The Motherhood Example

Consider:

Making matters worse, research that demonstrates the importance of early childhood experiences in determining future success and happiness puts additional pressure on moms to get it right. Also, for working mothers (57 percent of women are in the U.S. workforce), who are used to a productive mind-set and established social routines, it can be difficult to adapt to the repetitive life of meeting the basic daily needs of a baby. “A lot of women go back to work because of the loneliness,” Dunnewold says.

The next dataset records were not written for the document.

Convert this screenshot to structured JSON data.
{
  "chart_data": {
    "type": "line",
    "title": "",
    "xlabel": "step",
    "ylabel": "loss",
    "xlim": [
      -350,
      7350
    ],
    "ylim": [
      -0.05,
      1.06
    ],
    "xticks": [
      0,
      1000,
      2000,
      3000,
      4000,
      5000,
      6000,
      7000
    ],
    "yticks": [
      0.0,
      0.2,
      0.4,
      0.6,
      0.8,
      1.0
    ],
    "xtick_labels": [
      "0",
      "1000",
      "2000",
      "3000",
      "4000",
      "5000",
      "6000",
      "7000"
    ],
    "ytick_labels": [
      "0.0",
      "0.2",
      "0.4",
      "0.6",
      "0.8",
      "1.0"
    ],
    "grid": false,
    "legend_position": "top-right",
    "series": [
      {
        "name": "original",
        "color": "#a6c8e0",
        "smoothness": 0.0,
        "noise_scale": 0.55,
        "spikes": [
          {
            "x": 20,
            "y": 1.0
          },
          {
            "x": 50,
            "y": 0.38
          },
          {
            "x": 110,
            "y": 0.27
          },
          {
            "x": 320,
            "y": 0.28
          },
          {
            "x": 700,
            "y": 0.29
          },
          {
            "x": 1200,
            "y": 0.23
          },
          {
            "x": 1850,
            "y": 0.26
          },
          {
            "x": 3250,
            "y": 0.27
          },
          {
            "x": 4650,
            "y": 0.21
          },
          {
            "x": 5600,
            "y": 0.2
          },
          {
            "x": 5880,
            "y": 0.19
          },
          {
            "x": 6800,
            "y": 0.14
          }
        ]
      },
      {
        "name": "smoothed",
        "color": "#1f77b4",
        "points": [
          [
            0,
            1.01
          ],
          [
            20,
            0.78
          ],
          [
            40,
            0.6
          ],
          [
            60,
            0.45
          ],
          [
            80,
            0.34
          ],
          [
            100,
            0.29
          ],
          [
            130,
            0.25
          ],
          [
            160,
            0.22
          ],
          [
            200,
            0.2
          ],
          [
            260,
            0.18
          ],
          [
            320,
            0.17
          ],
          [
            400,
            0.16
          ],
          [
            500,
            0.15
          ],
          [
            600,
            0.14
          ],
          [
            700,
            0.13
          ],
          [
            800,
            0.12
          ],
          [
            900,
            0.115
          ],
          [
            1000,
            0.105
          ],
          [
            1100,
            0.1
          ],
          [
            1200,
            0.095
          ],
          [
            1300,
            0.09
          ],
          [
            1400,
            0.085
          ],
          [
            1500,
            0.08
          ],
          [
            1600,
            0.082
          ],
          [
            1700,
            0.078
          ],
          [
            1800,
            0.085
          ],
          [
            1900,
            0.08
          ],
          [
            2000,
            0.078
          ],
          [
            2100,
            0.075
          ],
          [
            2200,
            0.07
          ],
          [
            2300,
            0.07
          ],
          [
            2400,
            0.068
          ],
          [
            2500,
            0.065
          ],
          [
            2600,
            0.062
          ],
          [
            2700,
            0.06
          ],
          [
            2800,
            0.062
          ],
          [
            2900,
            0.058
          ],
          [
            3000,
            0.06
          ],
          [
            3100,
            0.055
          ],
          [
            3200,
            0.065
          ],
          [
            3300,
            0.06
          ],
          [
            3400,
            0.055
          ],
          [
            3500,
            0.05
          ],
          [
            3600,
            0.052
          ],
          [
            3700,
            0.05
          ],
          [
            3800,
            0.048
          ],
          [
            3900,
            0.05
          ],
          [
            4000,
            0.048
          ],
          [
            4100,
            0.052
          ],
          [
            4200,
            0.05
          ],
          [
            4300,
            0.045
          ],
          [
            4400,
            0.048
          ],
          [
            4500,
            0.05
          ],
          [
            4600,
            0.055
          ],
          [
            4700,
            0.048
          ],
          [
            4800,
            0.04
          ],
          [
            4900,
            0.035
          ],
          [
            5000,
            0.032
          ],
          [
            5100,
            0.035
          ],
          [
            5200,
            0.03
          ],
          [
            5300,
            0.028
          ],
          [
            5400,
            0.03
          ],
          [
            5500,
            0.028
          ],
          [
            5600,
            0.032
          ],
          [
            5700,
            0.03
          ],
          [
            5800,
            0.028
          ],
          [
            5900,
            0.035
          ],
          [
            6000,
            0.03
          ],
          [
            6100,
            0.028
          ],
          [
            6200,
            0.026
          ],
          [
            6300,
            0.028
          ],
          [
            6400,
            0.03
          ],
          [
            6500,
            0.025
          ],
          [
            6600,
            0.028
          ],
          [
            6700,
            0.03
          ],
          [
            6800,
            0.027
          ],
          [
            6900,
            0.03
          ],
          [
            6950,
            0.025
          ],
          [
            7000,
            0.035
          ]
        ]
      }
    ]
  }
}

OK. Now feast on this (same source article):

According to Leahy-Warren’s recent study published in the Journal of Clinical Nursing, mothers with strong social support who have confidence in their ability to parent were 75 percent less likely to be depressed than mothers who had neither advantage. There are four parts to social support, Leahy-Warren explains: hands-on, emotional, informational and appraisal, meaning affirmation that a mother is doing a good job.

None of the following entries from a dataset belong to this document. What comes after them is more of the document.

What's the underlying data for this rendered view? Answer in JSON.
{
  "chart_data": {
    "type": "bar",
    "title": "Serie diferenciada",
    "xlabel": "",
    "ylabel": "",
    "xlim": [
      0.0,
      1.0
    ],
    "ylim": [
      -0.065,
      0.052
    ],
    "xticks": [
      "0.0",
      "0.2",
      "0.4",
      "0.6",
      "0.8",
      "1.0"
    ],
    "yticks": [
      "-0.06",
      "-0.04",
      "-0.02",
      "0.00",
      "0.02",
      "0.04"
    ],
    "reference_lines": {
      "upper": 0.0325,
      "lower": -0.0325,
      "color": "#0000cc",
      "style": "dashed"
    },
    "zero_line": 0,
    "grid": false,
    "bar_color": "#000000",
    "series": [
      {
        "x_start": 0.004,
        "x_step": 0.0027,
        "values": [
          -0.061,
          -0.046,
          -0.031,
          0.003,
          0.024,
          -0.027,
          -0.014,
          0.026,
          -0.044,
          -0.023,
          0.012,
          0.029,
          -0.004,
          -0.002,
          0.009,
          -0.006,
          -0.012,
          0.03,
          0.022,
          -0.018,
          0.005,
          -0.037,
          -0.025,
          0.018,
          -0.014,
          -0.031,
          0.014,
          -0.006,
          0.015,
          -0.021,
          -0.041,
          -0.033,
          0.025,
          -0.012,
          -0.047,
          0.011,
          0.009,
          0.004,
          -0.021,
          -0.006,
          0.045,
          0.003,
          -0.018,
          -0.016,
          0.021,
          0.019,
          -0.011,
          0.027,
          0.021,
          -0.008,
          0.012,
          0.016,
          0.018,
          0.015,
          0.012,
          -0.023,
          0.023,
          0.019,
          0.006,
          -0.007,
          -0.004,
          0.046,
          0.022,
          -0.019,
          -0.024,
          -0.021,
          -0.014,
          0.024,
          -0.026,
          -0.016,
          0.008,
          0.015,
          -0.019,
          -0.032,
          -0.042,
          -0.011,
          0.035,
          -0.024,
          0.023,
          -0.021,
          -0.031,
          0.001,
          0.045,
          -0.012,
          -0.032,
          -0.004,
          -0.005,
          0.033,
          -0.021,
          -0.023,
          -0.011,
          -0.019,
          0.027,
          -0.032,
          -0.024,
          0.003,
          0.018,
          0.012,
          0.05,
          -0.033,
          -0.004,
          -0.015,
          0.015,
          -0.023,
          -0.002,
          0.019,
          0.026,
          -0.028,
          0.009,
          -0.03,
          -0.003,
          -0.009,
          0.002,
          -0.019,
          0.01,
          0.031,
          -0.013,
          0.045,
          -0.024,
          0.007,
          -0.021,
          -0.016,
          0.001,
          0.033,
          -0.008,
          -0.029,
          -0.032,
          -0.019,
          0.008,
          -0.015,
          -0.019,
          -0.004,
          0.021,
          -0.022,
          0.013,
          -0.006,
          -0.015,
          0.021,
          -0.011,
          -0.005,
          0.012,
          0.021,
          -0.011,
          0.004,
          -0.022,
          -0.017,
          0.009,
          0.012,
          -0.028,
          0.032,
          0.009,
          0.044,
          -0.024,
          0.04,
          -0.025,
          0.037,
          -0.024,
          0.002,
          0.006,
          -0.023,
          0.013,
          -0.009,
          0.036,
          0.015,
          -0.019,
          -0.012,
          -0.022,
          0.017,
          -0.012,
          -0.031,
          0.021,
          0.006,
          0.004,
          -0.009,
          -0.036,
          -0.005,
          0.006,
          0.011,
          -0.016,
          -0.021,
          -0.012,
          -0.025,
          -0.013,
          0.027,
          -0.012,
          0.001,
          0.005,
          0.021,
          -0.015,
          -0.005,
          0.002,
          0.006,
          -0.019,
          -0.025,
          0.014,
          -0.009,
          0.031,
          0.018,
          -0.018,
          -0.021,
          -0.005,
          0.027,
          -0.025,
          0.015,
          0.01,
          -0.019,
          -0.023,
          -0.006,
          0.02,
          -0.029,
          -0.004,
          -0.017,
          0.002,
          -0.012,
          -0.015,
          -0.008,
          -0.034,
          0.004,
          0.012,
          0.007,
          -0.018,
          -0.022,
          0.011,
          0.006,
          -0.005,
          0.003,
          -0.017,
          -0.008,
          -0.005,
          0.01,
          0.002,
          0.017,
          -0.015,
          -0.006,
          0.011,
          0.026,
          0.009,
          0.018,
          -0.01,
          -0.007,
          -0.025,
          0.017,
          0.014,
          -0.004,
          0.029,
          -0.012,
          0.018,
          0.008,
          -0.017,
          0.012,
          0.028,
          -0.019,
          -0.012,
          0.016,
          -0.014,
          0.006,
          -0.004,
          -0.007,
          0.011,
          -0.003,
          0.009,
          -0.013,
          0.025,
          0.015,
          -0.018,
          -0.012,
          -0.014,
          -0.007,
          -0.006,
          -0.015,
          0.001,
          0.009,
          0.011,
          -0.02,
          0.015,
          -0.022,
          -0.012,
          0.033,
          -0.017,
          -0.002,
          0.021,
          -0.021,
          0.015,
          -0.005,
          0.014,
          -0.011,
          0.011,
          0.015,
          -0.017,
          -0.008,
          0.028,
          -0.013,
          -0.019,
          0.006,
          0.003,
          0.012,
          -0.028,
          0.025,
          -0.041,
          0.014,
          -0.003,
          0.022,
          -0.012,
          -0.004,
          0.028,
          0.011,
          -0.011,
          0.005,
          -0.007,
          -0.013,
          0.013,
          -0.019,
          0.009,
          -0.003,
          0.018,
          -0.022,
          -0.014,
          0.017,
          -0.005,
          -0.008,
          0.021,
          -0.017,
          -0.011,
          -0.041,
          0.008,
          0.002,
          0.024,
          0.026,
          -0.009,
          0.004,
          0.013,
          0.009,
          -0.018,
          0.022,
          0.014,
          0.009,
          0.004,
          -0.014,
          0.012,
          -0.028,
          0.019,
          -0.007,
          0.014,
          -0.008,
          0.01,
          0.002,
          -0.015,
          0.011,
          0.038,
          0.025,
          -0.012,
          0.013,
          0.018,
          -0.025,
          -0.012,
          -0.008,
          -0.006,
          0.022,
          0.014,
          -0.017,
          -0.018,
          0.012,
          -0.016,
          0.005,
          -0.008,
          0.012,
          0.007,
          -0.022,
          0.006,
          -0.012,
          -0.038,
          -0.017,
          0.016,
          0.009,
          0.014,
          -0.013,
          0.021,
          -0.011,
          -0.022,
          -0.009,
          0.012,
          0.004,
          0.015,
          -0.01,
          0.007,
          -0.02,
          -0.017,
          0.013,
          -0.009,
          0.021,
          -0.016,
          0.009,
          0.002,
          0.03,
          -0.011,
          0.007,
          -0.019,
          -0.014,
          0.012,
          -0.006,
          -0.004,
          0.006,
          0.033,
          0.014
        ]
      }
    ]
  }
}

What do all these examples have in common?

The need for community.

Build community. Seek it out. 

Women have a tendency sometimes to cut each other down — not support each other. But when you become mothers, it’s critically important to build a community around that concept. It’s essential. Maybe somebody has a bigger house, more nannies, whatever. It doesn’t matter. What matters is that we are all going through the experience and the struggle to be the best we can be and not sure how we actually stack up. This requires support. It requires community. It’s a total necessity.

What do you think?

Do you have a community of mothers where you live? Groups? Walks? Playdates?